A arte que salva vidas
Ao som do berimbau e música de capoeira, a juventude de Manaus (AM) se apresentou e falaram de suas alegrias, dores, medos, desafios e o enfrentamento diário da violência urbana. Os jovens vivenciam todos estes desafios sem perder a alegria e a esperança. Erika Barros apresentou um vídeo para sintetizar a importância do grupo de capoeira do Arte Revelação na comunidade e na sua vida e de muitos jovens e adolescentes que participam das atividades do grupo. “A capoeira me salvou de muitas coisas ruins e abriu meus olhos para um mundo que eu desconhecia”. Disse Érica, ao explicar que a violência do tráfico é muito forte e defender a vida é um dos maiores enfrentamentos. Um de seus sonhos é cursar uma faculdade para fortalecer a trajetória de sua vida e contribuir mais na comunidade onde vive.

 

“A capoeira não é só aprender a Ginga, aqui aprendemos a ser pessoas melhores, sujeitos pensantes capazes de construir críticas e motivar ações”. Afirmou Érica ao encerrar sua apresentação”

 

A realidade de meninas e meninos dos bairros periféricos da cidade de Manaus é de constantes desafios, o acesso à educação e espaços é a grande motivação e resistência. Leandro Souza sabe que a realidade é triste e similar a vida de outros jovens pelo Brasil, mas ele acredita que o poder da escuta é a saída para os jovens periféricos. Ele diz que o espaço Arte e Revelação é mais um local para aproximar os jovens dos pais, da educação e da arte. Leandro e Ney Valente afirmam que encontraram na capoeira a forma para ajudar as famílias que vivem em situações de vulnerabilidade e próximas a diversas formas de violência. Pelos relatos dos participantes é possível perceber que o espaço tem contribuído inclusive para saúde emocional de todos que frequentam o espaço.
Os jovens moram em um dos bairros de Manaus que não tem saneamento, moradia adequada e o índice de violência é considerado alto.

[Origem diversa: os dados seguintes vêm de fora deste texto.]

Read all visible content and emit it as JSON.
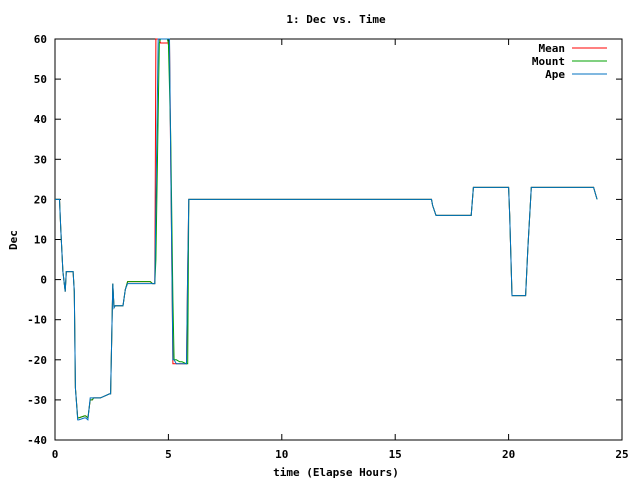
{
  "chart_data": {
    "type": "line",
    "title": "1: Dec vs. Time",
    "xlabel": "time (Elapse Hours)",
    "ylabel": "Dec",
    "xlim": [
      0,
      25
    ],
    "ylim": [
      -40,
      60
    ],
    "xticks": [
      0,
      5,
      10,
      15,
      20,
      25
    ],
    "yticks": [
      -40,
      -30,
      -20,
      -10,
      0,
      10,
      20,
      30,
      40,
      50,
      60
    ],
    "grid": false,
    "legend_position": "top-right",
    "series": [
      {
        "name": "Mean",
        "color": "#ff0000",
        "x": [
          0,
          0.2,
          0.25,
          0.35,
          0.45,
          0.5,
          0.8,
          0.85,
          0.9,
          1.0,
          1.05,
          1.3,
          1.35,
          1.45,
          1.55,
          1.65,
          1.7,
          2.0,
          2.4,
          2.45,
          2.55,
          2.6,
          2.65,
          2.75,
          3.0,
          3.1,
          3.2,
          3.3,
          4.2,
          4.3,
          4.4,
          4.45,
          4.6,
          4.65,
          4.8,
          5.0,
          5.05,
          5.1,
          5.15,
          5.2,
          5.25,
          5.35,
          5.5,
          5.6,
          5.8,
          5.85,
          5.9,
          6.0,
          10.0,
          14.0,
          16.6,
          16.65,
          16.8,
          17.0,
          18.0,
          18.35,
          18.45,
          19.0,
          20.0,
          20.05,
          20.15,
          20.25,
          20.5,
          20.75,
          20.85,
          21.0,
          22.0,
          23.0,
          23.75,
          23.85,
          23.9
        ],
        "y": [
          20,
          20,
          13,
          2,
          -3,
          2,
          2,
          -3,
          -27,
          -34.5,
          -34.5,
          -34,
          -34,
          -34.5,
          -30,
          -30,
          -29.5,
          -29.5,
          -28.5,
          -28.5,
          -1,
          -7,
          -6.5,
          -6.5,
          -6.5,
          -2.5,
          -0.5,
          -0.5,
          -0.5,
          -1,
          -1,
          60,
          60,
          59,
          59,
          59,
          59,
          30,
          5,
          -21,
          -21,
          -21,
          -21,
          -21,
          -21,
          3,
          20,
          20,
          20,
          20,
          20,
          18.5,
          16,
          16,
          16,
          16,
          23,
          23,
          23,
          16,
          -4,
          -4,
          -4,
          -4,
          8,
          23,
          23,
          23,
          23,
          21,
          20
        ]
      },
      {
        "name": "Mount",
        "color": "#00a000",
        "x": [
          0,
          0.2,
          0.25,
          0.35,
          0.45,
          0.5,
          0.8,
          0.85,
          0.9,
          1.0,
          1.05,
          1.3,
          1.35,
          1.45,
          1.55,
          1.65,
          1.7,
          2.0,
          2.4,
          2.45,
          2.55,
          2.6,
          2.65,
          2.75,
          3.0,
          3.1,
          3.2,
          3.3,
          4.2,
          4.3,
          4.4,
          4.45,
          4.6,
          4.65,
          4.8,
          4.95,
          5.0,
          5.1,
          5.2,
          5.25,
          5.35,
          5.5,
          5.6,
          5.8,
          5.85,
          5.9,
          6.0,
          10.0,
          14.0,
          16.6,
          16.65,
          16.8,
          17.0,
          18.0,
          18.35,
          18.45,
          19.0,
          20.0,
          20.05,
          20.15,
          20.25,
          20.5,
          20.75,
          20.85,
          21.0,
          22.0,
          23.0,
          23.75,
          23.85,
          23.9
        ],
        "y": [
          20,
          20,
          13,
          2,
          -3,
          2,
          2,
          -3,
          -27,
          -34.5,
          -34.5,
          -34,
          -34,
          -34.5,
          -30,
          -30,
          -29.5,
          -29.5,
          -28.5,
          -28.5,
          -1,
          -7,
          -6.5,
          -6.5,
          -6.5,
          -2.5,
          -0.5,
          -0.5,
          -0.5,
          -1,
          -1,
          5,
          59,
          60,
          60,
          60,
          59,
          36,
          -5,
          -20,
          -20,
          -20.5,
          -20.5,
          -21,
          -21,
          20,
          20,
          20,
          20,
          20,
          18.5,
          16,
          16,
          16,
          16,
          23,
          23,
          23,
          16,
          -4,
          -4,
          -4,
          -4,
          8,
          23,
          23,
          23,
          23,
          21,
          20
        ]
      },
      {
        "name": "Ape",
        "color": "#0070c0",
        "x": [
          0,
          0.2,
          0.25,
          0.35,
          0.45,
          0.5,
          0.8,
          0.85,
          0.9,
          1.0,
          1.05,
          1.3,
          1.35,
          1.45,
          1.55,
          1.65,
          1.7,
          2.0,
          2.4,
          2.45,
          2.55,
          2.6,
          2.65,
          2.75,
          3.0,
          3.1,
          3.2,
          3.3,
          4.2,
          4.3,
          4.4,
          4.55,
          4.6,
          4.65,
          4.8,
          5.0,
          5.05,
          5.1,
          5.15,
          5.2,
          5.25,
          5.35,
          5.5,
          5.6,
          5.8,
          5.85,
          5.9,
          6.0,
          10.0,
          14.0,
          16.6,
          16.65,
          16.8,
          17.0,
          18.0,
          18.35,
          18.45,
          19.0,
          20.0,
          20.05,
          20.15,
          20.25,
          20.5,
          20.75,
          20.85,
          21.0,
          22.0,
          23.0,
          23.75,
          23.85,
          23.9
        ],
        "y": [
          20,
          20,
          13,
          2,
          -3,
          2,
          2,
          -3,
          -27,
          -35,
          -35,
          -34.5,
          -34.5,
          -35,
          -29.5,
          -29.5,
          -29.5,
          -29.5,
          -28.5,
          -28.5,
          -1,
          -7,
          -6.5,
          -6.5,
          -6.5,
          -2.5,
          -1,
          -1,
          -1,
          -1,
          -1,
          60,
          60,
          60,
          60,
          60,
          60,
          30,
          5,
          -20,
          -20,
          -21,
          -21,
          -21,
          -21,
          3,
          20,
          20,
          20,
          20,
          20,
          18.5,
          16,
          16,
          16,
          16,
          23,
          23,
          23,
          16,
          -4,
          -4,
          -4,
          -4,
          8,
          23,
          23,
          23,
          23,
          21,
          20
        ]
      }
    ]
  }
}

O mestre de capoeira Ney, afirma que a diversidade faz a diferença no grupo e por essa razão a capoeira proporciona o protagonismo para os jovens. A capoeira do grupo Arte Revelação possui um tripé que determina os caminhos dos jovens que é formado por: capoeira, a escola e a casa. Eixos fundamentais do grupo. Nós transformamos essas crianças em protagonistas de suas histórias e percebemos isso a cada visita que fazemos às famílias. Somos apenas uma sementinha tentando fazer a diferença nesse mundo”.  Disse Ney.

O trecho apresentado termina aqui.